With email, he said, "the cost of the communication is shifted onto the recipient whether it's a personal email or political email. While email is a wonderful tool for keeping in touch with people who are already your supporters, using it as a contact method is just going to make a lot of people really angry."
Informed Voter has purchased email lists and otherwise gathered names from those who have made their email addresses public, Barnes said. Last November when Barnes and his organization sent out the singular mailing, they did take names from newsgroups, although they didn't "harvest" them blindly, he said.
Some Netizens criticized last year's emailing, calling it spam, pure and simple.
But as he argued last year, Barnes said his group is trying to be careful about the recipient lists.
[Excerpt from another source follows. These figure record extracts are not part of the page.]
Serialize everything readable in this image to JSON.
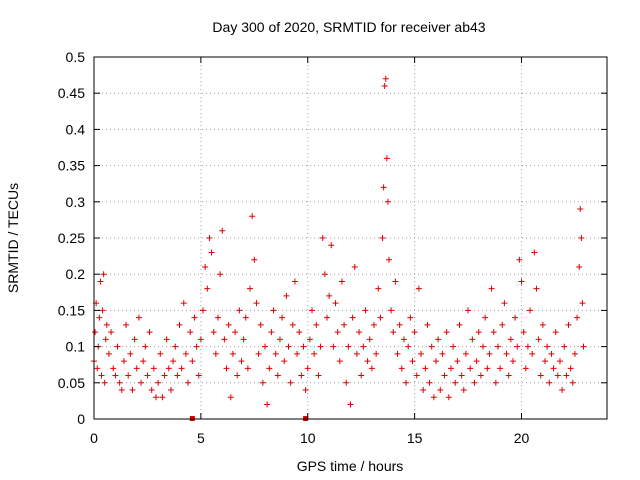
{
  "chart_data": {
    "type": "scatter",
    "title": "Day 300 of 2020, SRMTID for receiver ab43",
    "xlabel": "GPS time / hours",
    "ylabel": "SRMTID / TECUs",
    "xlim": [
      0,
      24
    ],
    "ylim": [
      0,
      0.5
    ],
    "xticks": [
      0,
      5,
      10,
      15,
      20
    ],
    "xtick_labels": [
      "0",
      "5",
      "10",
      "15",
      "20"
    ],
    "yticks": [
      0,
      0.05,
      0.1,
      0.15,
      0.2,
      0.25,
      0.3,
      0.35,
      0.4,
      0.45,
      0.5
    ],
    "ytick_labels": [
      "0",
      "0.05",
      "0.1",
      "0.15",
      "0.2",
      "0.25",
      "0.3",
      "0.35",
      "0.4",
      "0.45",
      "0.5"
    ],
    "grid": true,
    "marker_color": "#e00000",
    "axis_markers_x": [
      4.6,
      9.9
    ],
    "series": [
      {
        "name": "SRMTID",
        "points": [
          [
            0.0,
            0.08
          ],
          [
            0.05,
            0.12
          ],
          [
            0.1,
            0.16
          ],
          [
            0.15,
            0.07
          ],
          [
            0.2,
            0.1
          ],
          [
            0.25,
            0.14
          ],
          [
            0.3,
            0.19
          ],
          [
            0.35,
            0.06
          ],
          [
            0.4,
            0.15
          ],
          [
            0.45,
            0.2
          ],
          [
            0.5,
            0.05
          ],
          [
            0.55,
            0.11
          ],
          [
            0.6,
            0.13
          ],
          [
            0.7,
            0.09
          ],
          [
            0.8,
            0.12
          ],
          [
            0.9,
            0.07
          ],
          [
            1.0,
            0.06
          ],
          [
            1.1,
            0.1
          ],
          [
            1.2,
            0.05
          ],
          [
            1.3,
            0.04
          ],
          [
            1.4,
            0.08
          ],
          [
            1.5,
            0.13
          ],
          [
            1.6,
            0.06
          ],
          [
            1.7,
            0.09
          ],
          [
            1.8,
            0.04
          ],
          [
            1.9,
            0.11
          ],
          [
            2.0,
            0.07
          ],
          [
            2.1,
            0.14
          ],
          [
            2.2,
            0.05
          ],
          [
            2.3,
            0.08
          ],
          [
            2.4,
            0.1
          ],
          [
            2.5,
            0.06
          ],
          [
            2.6,
            0.12
          ],
          [
            2.7,
            0.04
          ],
          [
            2.8,
            0.07
          ],
          [
            2.9,
            0.03
          ],
          [
            3.0,
            0.05
          ],
          [
            3.1,
            0.09
          ],
          [
            3.2,
            0.03
          ],
          [
            3.3,
            0.06
          ],
          [
            3.4,
            0.11
          ],
          [
            3.5,
            0.07
          ],
          [
            3.6,
            0.04
          ],
          [
            3.7,
            0.08
          ],
          [
            3.8,
            0.1
          ],
          [
            3.9,
            0.06
          ],
          [
            4.0,
            0.13
          ],
          [
            4.1,
            0.07
          ],
          [
            4.2,
            0.16
          ],
          [
            4.3,
            0.09
          ],
          [
            4.4,
            0.05
          ],
          [
            4.5,
            0.12
          ],
          [
            4.6,
            0.08
          ],
          [
            4.7,
            0.14
          ],
          [
            4.8,
            0.1
          ],
          [
            4.9,
            0.06
          ],
          [
            5.0,
            0.11
          ],
          [
            5.1,
            0.15
          ],
          [
            5.2,
            0.21
          ],
          [
            5.3,
            0.18
          ],
          [
            5.4,
            0.25
          ],
          [
            5.5,
            0.23
          ],
          [
            5.6,
            0.12
          ],
          [
            5.7,
            0.09
          ],
          [
            5.8,
            0.14
          ],
          [
            5.9,
            0.2
          ],
          [
            6.0,
            0.26
          ],
          [
            6.1,
            0.11
          ],
          [
            6.2,
            0.07
          ],
          [
            6.3,
            0.13
          ],
          [
            6.4,
            0.03
          ],
          [
            6.5,
            0.09
          ],
          [
            6.6,
            0.12
          ],
          [
            6.7,
            0.06
          ],
          [
            6.8,
            0.15
          ],
          [
            6.9,
            0.08
          ],
          [
            7.0,
            0.11
          ],
          [
            7.1,
            0.14
          ],
          [
            7.2,
            0.07
          ],
          [
            7.3,
            0.18
          ],
          [
            7.4,
            0.28
          ],
          [
            7.5,
            0.22
          ],
          [
            7.6,
            0.16
          ],
          [
            7.7,
            0.09
          ],
          [
            7.8,
            0.13
          ],
          [
            7.9,
            0.05
          ],
          [
            8.0,
            0.1
          ],
          [
            8.1,
            0.02
          ],
          [
            8.2,
            0.07
          ],
          [
            8.3,
            0.12
          ],
          [
            8.4,
            0.15
          ],
          [
            8.5,
            0.09
          ],
          [
            8.6,
            0.06
          ],
          [
            8.7,
            0.11
          ],
          [
            8.8,
            0.14
          ],
          [
            8.9,
            0.08
          ],
          [
            9.0,
            0.17
          ],
          [
            9.1,
            0.1
          ],
          [
            9.2,
            0.05
          ],
          [
            9.3,
            0.13
          ],
          [
            9.4,
            0.19
          ],
          [
            9.5,
            0.09
          ],
          [
            9.6,
            0.12
          ],
          [
            9.7,
            0.06
          ],
          [
            9.8,
            0.1
          ],
          [
            9.9,
            0.04
          ],
          [
            10.0,
            0.07
          ],
          [
            10.1,
            0.11
          ],
          [
            10.2,
            0.15
          ],
          [
            10.3,
            0.09
          ],
          [
            10.4,
            0.13
          ],
          [
            10.5,
            0.06
          ],
          [
            10.6,
            0.1
          ],
          [
            10.7,
            0.25
          ],
          [
            10.8,
            0.2
          ],
          [
            10.9,
            0.14
          ],
          [
            11.0,
            0.17
          ],
          [
            11.1,
            0.24
          ],
          [
            11.2,
            0.1
          ],
          [
            11.3,
            0.16
          ],
          [
            11.4,
            0.12
          ],
          [
            11.5,
            0.08
          ],
          [
            11.6,
            0.19
          ],
          [
            11.7,
            0.13
          ],
          [
            11.8,
            0.05
          ],
          [
            11.9,
            0.1
          ],
          [
            12.0,
            0.02
          ],
          [
            12.1,
            0.14
          ],
          [
            12.2,
            0.21
          ],
          [
            12.3,
            0.09
          ],
          [
            12.4,
            0.12
          ],
          [
            12.5,
            0.06
          ],
          [
            12.6,
            0.1
          ],
          [
            12.7,
            0.15
          ],
          [
            12.8,
            0.08
          ],
          [
            12.9,
            0.11
          ],
          [
            13.0,
            0.07
          ],
          [
            13.1,
            0.13
          ],
          [
            13.2,
            0.09
          ],
          [
            13.3,
            0.18
          ],
          [
            13.4,
            0.14
          ],
          [
            13.5,
            0.25
          ],
          [
            13.55,
            0.32
          ],
          [
            13.6,
            0.46
          ],
          [
            13.65,
            0.47
          ],
          [
            13.7,
            0.36
          ],
          [
            13.75,
            0.3
          ],
          [
            13.8,
            0.22
          ],
          [
            13.9,
            0.15
          ],
          [
            14.0,
            0.12
          ],
          [
            14.1,
            0.19
          ],
          [
            14.2,
            0.09
          ],
          [
            14.3,
            0.13
          ],
          [
            14.4,
            0.07
          ],
          [
            14.5,
            0.11
          ],
          [
            14.6,
            0.05
          ],
          [
            14.7,
            0.1
          ],
          [
            14.8,
            0.14
          ],
          [
            14.9,
            0.08
          ],
          [
            15.0,
            0.12
          ],
          [
            15.1,
            0.06
          ],
          [
            15.2,
            0.18
          ],
          [
            15.3,
            0.09
          ],
          [
            15.4,
            0.04
          ],
          [
            15.5,
            0.07
          ],
          [
            15.6,
            0.13
          ],
          [
            15.7,
            0.05
          ],
          [
            15.8,
            0.1
          ],
          [
            15.9,
            0.03
          ],
          [
            16.0,
            0.08
          ],
          [
            16.1,
            0.11
          ],
          [
            16.2,
            0.04
          ],
          [
            16.3,
            0.09
          ],
          [
            16.4,
            0.06
          ],
          [
            16.5,
            0.12
          ],
          [
            16.6,
            0.03
          ],
          [
            16.7,
            0.07
          ],
          [
            16.8,
            0.1
          ],
          [
            16.9,
            0.05
          ],
          [
            17.0,
            0.08
          ],
          [
            17.1,
            0.13
          ],
          [
            17.2,
            0.06
          ],
          [
            17.3,
            0.04
          ],
          [
            17.4,
            0.09
          ],
          [
            17.5,
            0.15
          ],
          [
            17.6,
            0.07
          ],
          [
            17.7,
            0.11
          ],
          [
            17.8,
            0.05
          ],
          [
            17.9,
            0.08
          ],
          [
            18.0,
            0.12
          ],
          [
            18.1,
            0.06
          ],
          [
            18.2,
            0.1
          ],
          [
            18.3,
            0.14
          ],
          [
            18.4,
            0.07
          ],
          [
            18.5,
            0.09
          ],
          [
            18.6,
            0.18
          ],
          [
            18.7,
            0.12
          ],
          [
            18.8,
            0.05
          ],
          [
            18.9,
            0.1
          ],
          [
            19.0,
            0.07
          ],
          [
            19.1,
            0.13
          ],
          [
            19.2,
            0.16
          ],
          [
            19.3,
            0.09
          ],
          [
            19.4,
            0.06
          ],
          [
            19.5,
            0.11
          ],
          [
            19.6,
            0.08
          ],
          [
            19.7,
            0.14
          ],
          [
            19.8,
            0.1
          ],
          [
            19.9,
            0.22
          ],
          [
            20.0,
            0.19
          ],
          [
            20.1,
            0.12
          ],
          [
            20.2,
            0.07
          ],
          [
            20.3,
            0.1
          ],
          [
            20.4,
            0.15
          ],
          [
            20.5,
            0.09
          ],
          [
            20.6,
            0.23
          ],
          [
            20.7,
            0.18
          ],
          [
            20.8,
            0.11
          ],
          [
            20.9,
            0.06
          ],
          [
            21.0,
            0.13
          ],
          [
            21.1,
            0.08
          ],
          [
            21.2,
            0.1
          ],
          [
            21.3,
            0.05
          ],
          [
            21.4,
            0.09
          ],
          [
            21.5,
            0.07
          ],
          [
            21.6,
            0.12
          ],
          [
            21.7,
            0.06
          ],
          [
            21.8,
            0.08
          ],
          [
            21.9,
            0.04
          ],
          [
            22.0,
            0.1
          ],
          [
            22.1,
            0.06
          ],
          [
            22.2,
            0.13
          ],
          [
            22.3,
            0.07
          ],
          [
            22.4,
            0.05
          ],
          [
            22.5,
            0.09
          ],
          [
            22.6,
            0.14
          ],
          [
            22.7,
            0.21
          ],
          [
            22.75,
            0.29
          ],
          [
            22.8,
            0.25
          ],
          [
            22.85,
            0.16
          ],
          [
            22.9,
            0.1
          ]
        ]
      }
    ]
  }
}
He defended the ones that he uses, saying the email addresses were all legitimately public.
"These are what we call public email addresses," Barnes said. "If you handed me your business card and on it was your email address, you are giving that out to the public. I'm collecting lists from established organizations. The main thrust is we're going to try to increase the participation in the election and Democratic [candidates]."
Barnes said he's open to feedback and said the program "is still being developed." Already, his Web site advertises a full program: "Direct email, targetable by county and state. Constituency email, targetable by demographics or create and maintain your own database," it states.
Barnes calls the current emailing, reported in the San Francisco Chronicle, "revolutionary" and claimed that the move was "unprecedented."
During the last presidential campaign, however, Republican candidate Bob Dole used email to contact voters. Even with an "opt-in" list that asked Net users to sign up for the email messages, he was accused of sending spam because some people signed up their "friends" for the email.
During that 1996 campaign, political consultants said that by 2000, not only email, but the entire Internet would play a major role in elections. But the way it would happen was unclear then and remains so today.
Barnes, insisting that "we want to do things right," defended his right to send mass email as falling under the First Amendment. "What about the issue of political free speech?" he asked rhetorically. "What about ability to use the Web to register people to vote?"
He likened email to political mailings that are the bread and butter of politicians and consultants such as himself.
Mozena and other antispam activists point out that there is one major difference: In snail mail carried through the U.S. Postal Service the sender pays for postage. With email, the recipients and their Internet service providers in effect absorb the cost. And that, they say, makes all the difference.
Barnes counters that he's simply using it to promote democracy (and Democrats): "Is it a bad thing for us to be promoting voter registration, absentee ballots, and get-out-the-voter polling locations on the Web? We're not trying to sell anything. We're not trying to get you to purchase a product. We want to ask you one time are you registered to vote.
"We want to do it right," he added. "How will we know the impact unless we do it?"
Last time, he said, "Most of the people who asked to be taken off the mailing lists also were appreciative of the work we were doing. Frankly, what we are doing is pro-democracy."
Clearly, not everyone is so thankful for his sense of civic responsibility.
"I paid for this message against my will, as did everyone else who received it," one recipient of the November emailing wrote in a newsgroup. "This seems to me to be a matter of illegal campaigning, since each of us who received this junk email have been coerced into making an unreported contribution."